Besar pajaknya adalah satu riyal, jika tak bisa bayar diganti dengan kewajiban menyetor 10 ikat besar padi.

Tak hanya itu, Amangkurat I juga menerapkan pengawasan yang begitu ketat terhadap para penguasa pesisir itu.

Sebagai imbasnya, VOC tak bebas bergerak di sana.

Ditambah lagi, Mataram juga mewajibkan kapal-kapal asing, terutama dari Barat, yang berlabuh harus disertai petugas VOC.

Bagi kapal yang tidak disertai petugas VOC, konsekuensinya adalah memberi hadiah superbesar kepada penguasa Mataram itu.

Masih soal pajak, anak Sultan Agung itu juga menarik semua penghasilan dari para penjual kayu jati yang menjual kayunya kepada Belanda.

Bagi yang tidak mau menyerahkan akan mendapatkan nasib yang mengerikan.

Selain itu, pengangkutan gabah juga kena pajak.

Tiap-tiap keluarga yang mau mengangkut gabah wajib menyerahkan 25 ikat atau 10 besar kepada anak Sultan Agung.

Bahkan buku Disintegrasi Mataram di Bawah Mangkurat I mencatat, Amangkurat I bisa menerima 12,5 juta ikat gabah dari pajak padi.

Tabiat Amangkurat I yang lain

Rasanya tak ada raja Mataram Islam sekontroversial Amangkurat I.

Selain kebijakan-kebijakannya yang dianggap pro-Belanda, Amangkurat I juga disebut pernah membantai ribuan ulama ketika berkuasa.

Amangkurat I juga dianggap sejak sebelum menggantikan sang ayah, Sultan Agung, sebagai penguasa Mataram Islam.

Bagaimana riwayat kekuasaan Amangkurat I di Mataram Islam?

Setelah serangkaian kejayaan, juga dua kekalahan beruntun dari VOC, Sultan Agung akhirnya ambruk.

Kali ini karena sakit sakit.

Saat itulah seluruh urusan pemerintahan diurus oleh Tumenggung Wiraguna hingga kematian Sang Sultan pada 1645.

Kedudukan Sultan Agung sebagai raja Mataram Islam lalu digantikan oleh anak kesepuluhnya bernama Raden Mas Sayyidin.

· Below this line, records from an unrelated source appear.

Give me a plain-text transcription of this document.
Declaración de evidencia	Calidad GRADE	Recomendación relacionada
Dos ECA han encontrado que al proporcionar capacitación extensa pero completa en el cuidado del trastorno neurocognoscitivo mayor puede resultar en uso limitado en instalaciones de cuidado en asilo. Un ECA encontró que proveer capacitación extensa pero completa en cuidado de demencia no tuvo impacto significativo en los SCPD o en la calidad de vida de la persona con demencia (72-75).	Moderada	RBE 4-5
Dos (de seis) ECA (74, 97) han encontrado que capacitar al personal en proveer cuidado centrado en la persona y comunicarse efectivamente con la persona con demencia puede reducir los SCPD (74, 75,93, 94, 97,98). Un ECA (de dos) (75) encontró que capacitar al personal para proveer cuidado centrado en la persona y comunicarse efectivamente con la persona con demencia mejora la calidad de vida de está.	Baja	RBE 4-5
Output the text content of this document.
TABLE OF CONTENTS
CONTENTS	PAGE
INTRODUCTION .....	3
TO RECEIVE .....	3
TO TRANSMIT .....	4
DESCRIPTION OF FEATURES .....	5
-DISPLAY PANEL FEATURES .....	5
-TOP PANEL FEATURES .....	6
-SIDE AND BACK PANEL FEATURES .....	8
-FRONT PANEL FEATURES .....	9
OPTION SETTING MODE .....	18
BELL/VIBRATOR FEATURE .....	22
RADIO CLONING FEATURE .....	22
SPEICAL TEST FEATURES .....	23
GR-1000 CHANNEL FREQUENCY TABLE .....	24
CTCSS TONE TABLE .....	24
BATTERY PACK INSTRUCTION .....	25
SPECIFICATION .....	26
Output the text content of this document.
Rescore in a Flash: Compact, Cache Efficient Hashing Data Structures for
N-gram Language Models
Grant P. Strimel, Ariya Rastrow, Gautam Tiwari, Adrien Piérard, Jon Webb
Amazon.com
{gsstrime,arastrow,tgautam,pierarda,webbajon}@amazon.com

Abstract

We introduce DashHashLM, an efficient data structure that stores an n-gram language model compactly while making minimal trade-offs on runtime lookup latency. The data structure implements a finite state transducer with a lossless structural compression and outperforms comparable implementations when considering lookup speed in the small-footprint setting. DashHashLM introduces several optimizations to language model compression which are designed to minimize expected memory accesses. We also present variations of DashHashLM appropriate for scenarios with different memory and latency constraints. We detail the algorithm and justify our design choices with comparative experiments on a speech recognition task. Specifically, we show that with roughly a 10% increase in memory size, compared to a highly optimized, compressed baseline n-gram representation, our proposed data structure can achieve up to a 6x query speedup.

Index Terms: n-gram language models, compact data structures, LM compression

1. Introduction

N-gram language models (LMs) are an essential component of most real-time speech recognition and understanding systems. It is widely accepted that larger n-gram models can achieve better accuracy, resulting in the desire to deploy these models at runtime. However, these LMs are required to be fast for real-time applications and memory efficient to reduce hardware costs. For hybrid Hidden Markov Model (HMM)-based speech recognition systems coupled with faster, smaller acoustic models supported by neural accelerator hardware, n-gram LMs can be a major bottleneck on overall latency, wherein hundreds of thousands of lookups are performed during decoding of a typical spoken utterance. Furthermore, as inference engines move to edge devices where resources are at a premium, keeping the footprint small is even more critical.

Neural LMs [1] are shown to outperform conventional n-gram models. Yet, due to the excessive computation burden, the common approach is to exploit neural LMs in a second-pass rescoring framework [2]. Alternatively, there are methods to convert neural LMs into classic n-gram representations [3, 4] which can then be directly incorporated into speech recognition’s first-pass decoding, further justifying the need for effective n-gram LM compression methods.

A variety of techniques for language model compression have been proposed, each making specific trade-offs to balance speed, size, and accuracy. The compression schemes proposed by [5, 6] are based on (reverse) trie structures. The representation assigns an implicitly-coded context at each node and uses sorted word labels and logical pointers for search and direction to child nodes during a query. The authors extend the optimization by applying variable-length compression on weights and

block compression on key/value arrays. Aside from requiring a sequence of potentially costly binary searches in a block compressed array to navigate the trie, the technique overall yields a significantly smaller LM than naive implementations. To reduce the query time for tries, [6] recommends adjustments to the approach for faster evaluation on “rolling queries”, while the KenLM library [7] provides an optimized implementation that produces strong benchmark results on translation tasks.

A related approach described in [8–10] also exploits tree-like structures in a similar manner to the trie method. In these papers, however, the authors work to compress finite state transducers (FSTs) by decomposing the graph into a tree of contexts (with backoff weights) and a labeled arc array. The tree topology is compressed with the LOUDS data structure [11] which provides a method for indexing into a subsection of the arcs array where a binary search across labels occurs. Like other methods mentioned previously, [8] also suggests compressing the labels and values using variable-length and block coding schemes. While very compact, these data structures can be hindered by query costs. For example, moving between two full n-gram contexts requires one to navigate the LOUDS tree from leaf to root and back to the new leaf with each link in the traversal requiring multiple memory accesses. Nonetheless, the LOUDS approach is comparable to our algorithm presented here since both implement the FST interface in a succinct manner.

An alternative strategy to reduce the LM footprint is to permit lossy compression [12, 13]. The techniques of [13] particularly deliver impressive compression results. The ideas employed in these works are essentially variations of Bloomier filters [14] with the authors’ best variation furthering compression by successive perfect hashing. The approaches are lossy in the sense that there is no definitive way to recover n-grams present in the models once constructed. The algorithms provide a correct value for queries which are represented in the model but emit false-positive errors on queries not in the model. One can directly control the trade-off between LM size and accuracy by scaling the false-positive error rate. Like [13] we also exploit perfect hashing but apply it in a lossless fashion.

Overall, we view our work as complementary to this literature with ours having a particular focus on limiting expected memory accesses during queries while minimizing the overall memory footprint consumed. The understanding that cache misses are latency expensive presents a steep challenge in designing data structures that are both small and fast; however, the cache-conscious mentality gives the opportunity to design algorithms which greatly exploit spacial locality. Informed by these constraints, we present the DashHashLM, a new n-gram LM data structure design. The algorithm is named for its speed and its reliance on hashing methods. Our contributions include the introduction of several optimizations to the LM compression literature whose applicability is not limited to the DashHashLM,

Gelar yang dia pakai cukup mentereng: Amangkurat I.

Kok bisa anak kesepuluh menjadi raja Mataram Islam?

HJ De Graaf dalam buku Disintegrasi Mataram Di Bawah Amangkurat I menulis, Raden Mas Sayyidin bukan anak tertua Sultan Agung.

Dia adalah anak kesepuluh Sultan Agung, dari permaisuri keduanya, Raden Ayu Wetan.

Sementara permaisuri pertama bernama Kanjeng Ratu Kulon telah diusir dari keraton setelah melahirkan seorang putra bernama Raden Mas Sahwawrat.

Sumber-sumber terkait Mataram Islam tak menyebutkan alasan pengusirannya.

Setelah itu Raden Ayu Wetan pun menduduki posisi sebagai permaisuri pertama.

Soal asal-usul Raden Ayu Wetan, ada yang menyebutnya sebagai keturunan Raja Batang.

Sementara sumber lain menyebut bahwa Raden Ayu Wetan adalah putri Kerajaan Cirebon.

Raden Mas Sayyidin adalah putra tertua Raden Ayu Wetan yang setelah kepergian permaisuri pertama namanya diubah menjadi Kanjeng Ratu Kulon.

Raden Mas Sayyidin lahir pada 1619.

Ada beberapa nama yang pernah disematkan kepada Sang Putra Mahkota.

Selain Raden Mas Sayyidin, dia juga pernah dipanggil dengan sebutan Jibus, lalu Rangkah, lalu gelar resminya sebagai putra mahkota, Arya Mataram.

Setelah naik takhta, dia dikenal sebagai Mangkurat atau Amangkurat, tepatnya Amangkurat I.

Sementara gelar anumertanya adalah Amangkurat Tegalarum, sesuai dengan tempat di mana dia meninggal dunia.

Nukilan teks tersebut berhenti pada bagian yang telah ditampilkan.